Marianne Levinsen (born 1963) is a Danish architect who has specialized in landscape architecture. She has won several awards for her contributions to the urban space, including the Eckersberg Medal and the Dreyer Honorary Award, both in 2012.

==Biography==
After graduating in architecture from the Royal Danish Academy of Fine Arts in 1995, Levinsen worked for the Swedish landscape architect Sven-Ingvar Andersson (1927–2007) until 2000. During this period, she also taught at the Royal Academy.
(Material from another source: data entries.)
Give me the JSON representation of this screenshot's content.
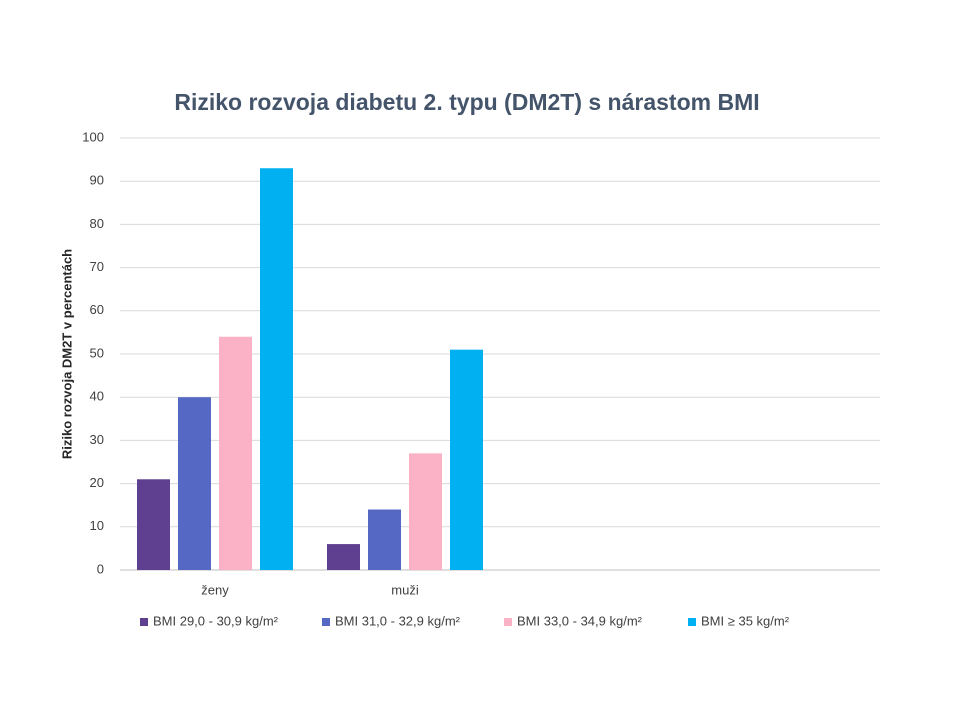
{
  "chart_data": {
    "type": "bar",
    "title": "Riziko rozvoja diabetu 2. typu (DM2T) s nárastom BMI",
    "y_label": "Riziko rozvoja DM2T v percentách",
    "categories": [
      "ženy",
      "muži",
      null,
      null
    ],
    "series": [
      {
        "name": "BMI 29,0 - 30,9 kg/m²",
        "color": "#5f3f8f",
        "values": [
          21,
          6,
          null,
          null
        ]
      },
      {
        "name": "BMI 31,0 - 32,9 kg/m²",
        "color": "#5468c4",
        "values": [
          40,
          14,
          null,
          null
        ]
      },
      {
        "name": "BMI 33,0 - 34,9 kg/m²",
        "color": "#fbb2c6",
        "values": [
          54,
          27,
          null,
          null
        ]
      },
      {
        "name": "BMI ≥ 35 kg/m²",
        "color": "#00b0f0",
        "values": [
          93,
          51,
          null,
          null
        ]
      }
    ],
    "ylim": [
      0,
      100
    ],
    "yticks": [
      0,
      10,
      20,
      30,
      40,
      50,
      60,
      70,
      80,
      90,
      100
    ],
    "grid": true,
    "legend": "bottom"
  }
}
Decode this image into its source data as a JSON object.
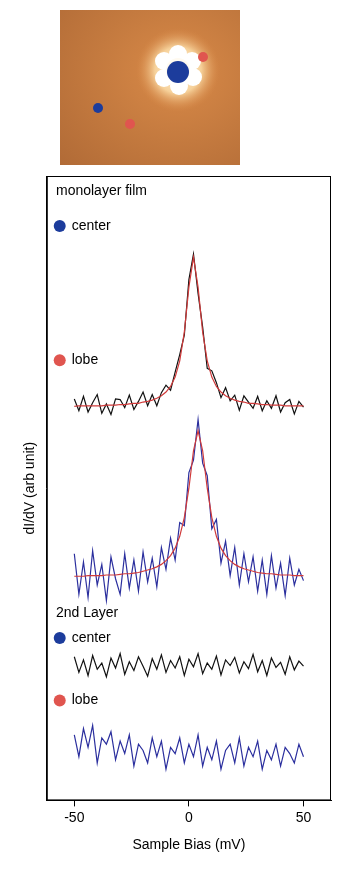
{
  "chart_data": {
    "type": "line",
    "x_label": "Sample Bias (mV)",
    "y_label": "dI/dV (arb unit)",
    "xlim": [
      -62,
      62
    ],
    "xticks": [
      -50,
      0,
      50
    ],
    "ylim": [
      0,
      10
    ],
    "grid": false,
    "tick_labels": "x",
    "x": [
      -50,
      -48,
      -46,
      -44,
      -42,
      -40,
      -38,
      -36,
      -34,
      -32,
      -30,
      -28,
      -26,
      -24,
      -22,
      -20,
      -18,
      -16,
      -14,
      -12,
      -10,
      -8,
      -6,
      -4,
      -2,
      0,
      2,
      4,
      6,
      8,
      10,
      12,
      14,
      16,
      18,
      20,
      22,
      24,
      26,
      28,
      30,
      32,
      34,
      36,
      38,
      40,
      42,
      44,
      46,
      48,
      50
    ],
    "series": [
      {
        "color": "#111111",
        "values": [
          6.43,
          6.24,
          6.47,
          6.22,
          6.37,
          6.5,
          6.2,
          6.35,
          6.18,
          6.43,
          6.42,
          6.29,
          6.49,
          6.26,
          6.39,
          6.54,
          6.32,
          6.5,
          6.32,
          6.53,
          6.65,
          6.57,
          6.86,
          7.14,
          7.45,
          8.34,
          8.75,
          8.12,
          7.58,
          6.92,
          6.88,
          6.69,
          6.45,
          6.61,
          6.4,
          6.49,
          6.25,
          6.48,
          6.38,
          6.28,
          6.47,
          6.24,
          6.4,
          6.28,
          6.48,
          6.22,
          6.37,
          6.42,
          6.19,
          6.39,
          6.3
        ]
      },
      {
        "color": "#d03a3a",
        "values": [
          6.31,
          6.32,
          6.32,
          6.32,
          6.32,
          6.32,
          6.32,
          6.33,
          6.33,
          6.33,
          6.34,
          6.34,
          6.35,
          6.36,
          6.36,
          6.38,
          6.39,
          6.41,
          6.44,
          6.48,
          6.54,
          6.63,
          6.78,
          7.04,
          7.5,
          8.22,
          8.7,
          8.22,
          7.5,
          7.04,
          6.78,
          6.63,
          6.54,
          6.48,
          6.44,
          6.41,
          6.39,
          6.38,
          6.36,
          6.36,
          6.35,
          6.34,
          6.34,
          6.33,
          6.33,
          6.33,
          6.32,
          6.32,
          6.32,
          6.32,
          6.32
        ]
      },
      {
        "color": "#2b2f9e",
        "values": [
          3.95,
          3.3,
          3.82,
          3.25,
          4.0,
          3.45,
          3.78,
          3.2,
          3.9,
          3.55,
          3.3,
          3.95,
          3.4,
          3.85,
          3.35,
          3.98,
          3.5,
          3.88,
          3.42,
          4.05,
          3.7,
          4.2,
          3.85,
          4.45,
          4.4,
          5.25,
          5.45,
          6.1,
          5.4,
          5.2,
          4.35,
          4.5,
          3.8,
          4.15,
          3.6,
          4.05,
          3.45,
          3.95,
          3.5,
          3.9,
          3.35,
          3.85,
          3.3,
          3.92,
          3.4,
          3.8,
          3.28,
          3.88,
          3.45,
          3.7,
          3.52
        ]
      },
      {
        "color": "#d03a3a",
        "values": [
          3.59,
          3.59,
          3.59,
          3.6,
          3.6,
          3.6,
          3.6,
          3.61,
          3.61,
          3.61,
          3.62,
          3.63,
          3.63,
          3.64,
          3.65,
          3.67,
          3.69,
          3.71,
          3.74,
          3.78,
          3.84,
          3.92,
          4.04,
          4.23,
          4.53,
          5.0,
          5.6,
          5.92,
          5.6,
          5.0,
          4.53,
          4.23,
          4.04,
          3.92,
          3.84,
          3.78,
          3.74,
          3.71,
          3.69,
          3.67,
          3.65,
          3.64,
          3.63,
          3.63,
          3.62,
          3.61,
          3.61,
          3.61,
          3.6,
          3.6,
          3.6
        ]
      },
      {
        "color": "#111111",
        "values": [
          2.3,
          2.05,
          2.25,
          2.0,
          2.32,
          2.1,
          2.2,
          1.98,
          2.28,
          2.12,
          2.35,
          2.02,
          2.22,
          2.08,
          2.3,
          2.15,
          1.99,
          2.27,
          2.1,
          2.33,
          2.05,
          2.24,
          2.12,
          2.3,
          2.0,
          2.26,
          2.14,
          2.35,
          2.03,
          2.2,
          2.1,
          2.31,
          2.01,
          2.25,
          2.16,
          2.29,
          2.04,
          2.22,
          2.11,
          2.34,
          2.06,
          2.24,
          2.0,
          2.28,
          2.13,
          2.21,
          2.02,
          2.3,
          2.09,
          2.23,
          2.15
        ]
      },
      {
        "color": "#2b2f9e",
        "values": [
          1.05,
          0.7,
          1.15,
          0.85,
          1.2,
          0.6,
          1.0,
          0.9,
          1.1,
          0.65,
          0.95,
          0.75,
          1.05,
          0.55,
          0.9,
          0.8,
          0.6,
          1.0,
          0.7,
          0.95,
          0.5,
          0.85,
          0.75,
          1.0,
          0.6,
          0.9,
          0.7,
          1.05,
          0.55,
          0.85,
          0.65,
          0.95,
          0.5,
          0.8,
          0.9,
          0.6,
          1.0,
          0.55,
          0.85,
          0.7,
          0.95,
          0.5,
          0.8,
          0.65,
          0.9,
          0.55,
          0.85,
          0.75,
          0.6,
          0.9,
          0.7
        ]
      }
    ],
    "annotations": [
      {
        "text": "monolayer film",
        "x": -58,
        "y": 9.75
      },
      {
        "text": "center",
        "x": -52,
        "y": 9.2,
        "marker": "circle",
        "color": "#1c3c9c"
      },
      {
        "text": "lobe",
        "x": -52,
        "y": 7.05,
        "marker": "circle",
        "color": "#e0554f"
      },
      {
        "text": "2nd Layer",
        "x": -58,
        "y": 3.0
      },
      {
        "text": "center",
        "x": -52,
        "y": 2.6,
        "marker": "circle",
        "color": "#1c3c9c"
      },
      {
        "text": "lobe",
        "x": -52,
        "y": 1.6,
        "marker": "circle",
        "color": "#e0554f"
      }
    ]
  }
}
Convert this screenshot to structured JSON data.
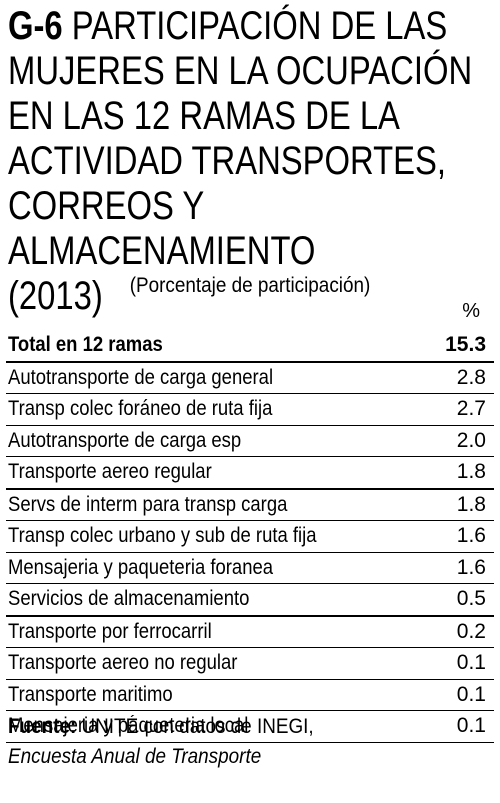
{
  "title": {
    "code": "G-6",
    "lines": [
      "PARTICIPACIÓN DE LAS",
      "MUJERES EN LA OCUPACIÓN",
      "EN LAS 12 RAMAS DE LA",
      "ACTIVIDAD TRANSPORTES,",
      "CORREOS Y ALMACENAMIENTO",
      "(2013)"
    ]
  },
  "subtitle": "(Porcentaje de participación)",
  "unit": "%",
  "total": {
    "label": "Total en  12 ramas",
    "value": "15.3"
  },
  "source": {
    "label": "Fuente:",
    "text": "UNITÉ con datos de INEGI,",
    "publication": "Encuesta Anual de Transporte"
  },
  "chart_data": {
    "type": "table",
    "title": "PARTICIPACIÓN DE LAS MUJERES EN LA OCUPACIÓN EN LAS 12 RAMAS DE LA ACTIVIDAD TRANSPORTES, CORREOS Y ALMACENAMIENTO (2013)",
    "columns": [
      "",
      "%"
    ],
    "categories": [
      "Autotransporte de carga general",
      "Transp colec foráneo de ruta fija",
      "Autotransporte de carga esp",
      "Transporte aereo regular",
      "Servs de interm para transp carga",
      "Transp colec urbano y sub  de ruta fija",
      "Mensajeria y paqueteria foranea",
      "Servicios de almacenamiento",
      "Transporte por ferrocarril",
      "Transporte aereo no regular",
      "Transporte maritimo",
      "Mensajeria y paqueteria local"
    ],
    "values": [
      "2.8",
      "2.7",
      "2.0",
      "1.8",
      "1.8",
      "1.6",
      "1.6",
      "0.5",
      "0.2",
      "0.1",
      "0.1",
      "0.1"
    ]
  }
}
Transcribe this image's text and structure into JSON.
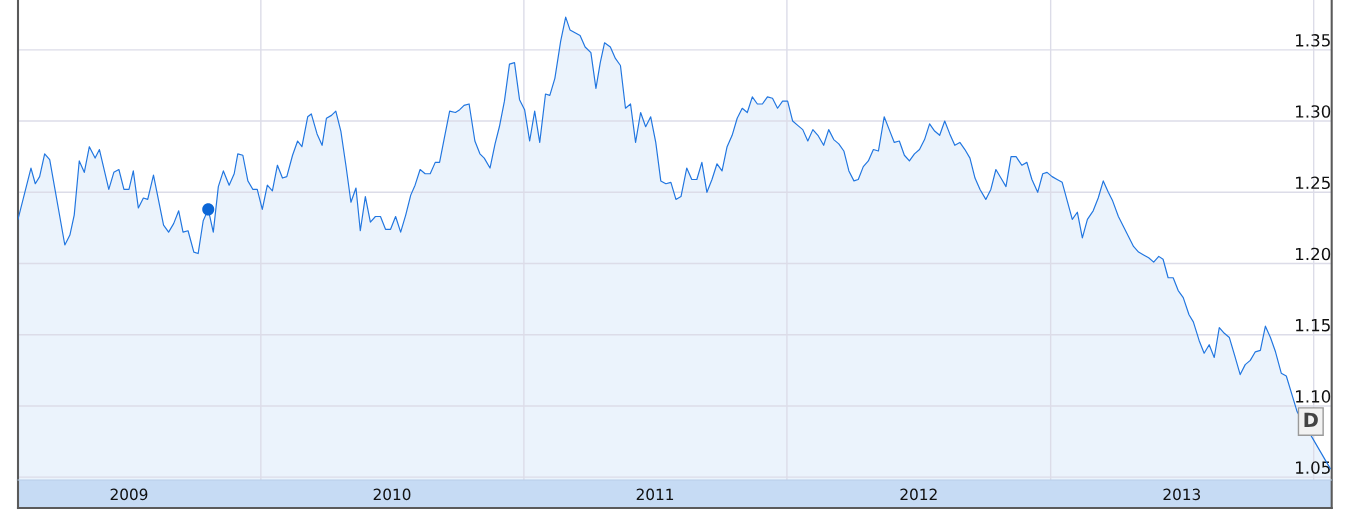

Since 2002, she has run her own studio, Marianne Levinsen Landskap, based in Copenhagen.

One of her early projects was designing the central garden space or atrium for the Tietgen Kollegiet (the Tietgen Dormitory) in Ørestad where she included linden trees creating poetic light effects. In 2007, she created the landscaping around the Kilen building at the Copenhagen Business School which was commended by Frederiksberg Municipality in 2007. Other projects have included landscaping in Gentofte for both Jægersborg Vandtårn (2008) and Munkegårdsskolen (2009). More recently, she has played a major part in developing plans for Vinge, an urban development near Frederikssund.

Levinsen has also served as a judge in architectural competitions and has been a member of various committees, not only for the School of Architecture at the Royal Academy but also for the Danish Arts Foundation.